L’appello, lanciato attraverso il sito internet e la newsletter dell’associazione, chiede a chi si candida a ricoprire un incarico politico pubblico di impegnarsi a sottoscrivere e, in caso di elezione, ad adottare la “Carta di Pisa”, il codice etico elaborato da Avviso Pubblico per gli enti e gli amministratori locali che si propongono di rafforzare e di diffondere la cultura della legalità, della responsabilità e della trasparenza all’interno delle istituzioni.

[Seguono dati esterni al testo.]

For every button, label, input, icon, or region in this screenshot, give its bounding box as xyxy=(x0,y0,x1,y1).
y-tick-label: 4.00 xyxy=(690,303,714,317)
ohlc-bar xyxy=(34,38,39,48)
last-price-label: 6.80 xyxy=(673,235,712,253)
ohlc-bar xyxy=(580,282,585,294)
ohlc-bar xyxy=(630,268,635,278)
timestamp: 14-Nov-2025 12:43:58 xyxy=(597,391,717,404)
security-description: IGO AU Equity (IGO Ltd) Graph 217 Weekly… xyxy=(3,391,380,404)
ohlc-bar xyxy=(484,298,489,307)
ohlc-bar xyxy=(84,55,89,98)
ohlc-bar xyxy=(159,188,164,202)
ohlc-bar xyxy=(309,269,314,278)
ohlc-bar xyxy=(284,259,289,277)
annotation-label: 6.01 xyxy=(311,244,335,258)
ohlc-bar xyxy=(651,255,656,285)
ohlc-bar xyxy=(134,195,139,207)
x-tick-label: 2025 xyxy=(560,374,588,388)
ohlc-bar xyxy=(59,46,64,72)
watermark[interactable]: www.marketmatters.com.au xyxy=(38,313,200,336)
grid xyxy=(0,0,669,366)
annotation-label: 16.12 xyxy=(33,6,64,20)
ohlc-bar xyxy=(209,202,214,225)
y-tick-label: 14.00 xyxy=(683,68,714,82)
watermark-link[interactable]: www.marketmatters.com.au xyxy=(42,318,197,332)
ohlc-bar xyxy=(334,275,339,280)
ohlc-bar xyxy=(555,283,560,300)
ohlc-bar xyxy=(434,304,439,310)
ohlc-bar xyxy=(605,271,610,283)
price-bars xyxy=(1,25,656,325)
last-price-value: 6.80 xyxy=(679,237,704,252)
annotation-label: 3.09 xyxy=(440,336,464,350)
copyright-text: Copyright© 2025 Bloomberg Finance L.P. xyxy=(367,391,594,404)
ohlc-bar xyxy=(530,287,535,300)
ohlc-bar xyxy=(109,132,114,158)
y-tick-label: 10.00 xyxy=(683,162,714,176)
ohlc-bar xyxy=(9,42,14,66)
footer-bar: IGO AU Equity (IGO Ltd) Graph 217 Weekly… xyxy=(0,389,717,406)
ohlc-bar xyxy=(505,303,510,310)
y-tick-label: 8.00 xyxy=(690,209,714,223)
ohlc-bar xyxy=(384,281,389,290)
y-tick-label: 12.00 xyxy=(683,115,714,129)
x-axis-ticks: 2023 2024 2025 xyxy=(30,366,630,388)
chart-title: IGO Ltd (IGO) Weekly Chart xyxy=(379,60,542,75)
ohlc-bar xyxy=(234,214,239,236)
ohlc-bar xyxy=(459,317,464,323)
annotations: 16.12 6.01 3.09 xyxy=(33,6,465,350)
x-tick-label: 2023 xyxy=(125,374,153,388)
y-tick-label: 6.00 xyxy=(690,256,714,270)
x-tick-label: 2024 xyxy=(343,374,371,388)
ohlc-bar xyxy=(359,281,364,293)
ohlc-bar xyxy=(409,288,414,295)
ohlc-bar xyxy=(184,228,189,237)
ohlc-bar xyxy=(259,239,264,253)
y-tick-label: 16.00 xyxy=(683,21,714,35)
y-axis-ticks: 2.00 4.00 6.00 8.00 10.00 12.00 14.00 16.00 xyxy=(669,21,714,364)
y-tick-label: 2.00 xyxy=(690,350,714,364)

Andrea Campinoti, presidente di Avviso Pubblico, spiega le ragioni dell’appello: “Tutti coloro che si candidano a ricoprire un incarico politico pubblico devono maturare l’idea che questo non si traduce in un’estensione dei loro diritti ma, al contrario, nell’assunzione di maggiori doveri.  Chi amministra una comunità deve porre ai primi punti della sua agenda politica la prevenzione e il contrasto alle mafie, alla corruzione, all’evasione fiscale e al malaffare, fenomeni che quotidianamente sottraggono ingenti risorse a tutti noi e minano le basi della democrazia. Chi si candida per diventare amministratore locale deve mettere in atto comportamenti coerenti e responsabili, che contribuiscano concretamente a costruire una cultura di legalità, di cittadinanza, di democrazia, di partecipazione, restituendo così credibilità alla politica. Per questo Avviso Pubblico lancia questo appello, augurandosi – conclude Campinoti – che ci sia la volontà, da parte di molti candidati, a sottoscriverlo e a porlo in atto”.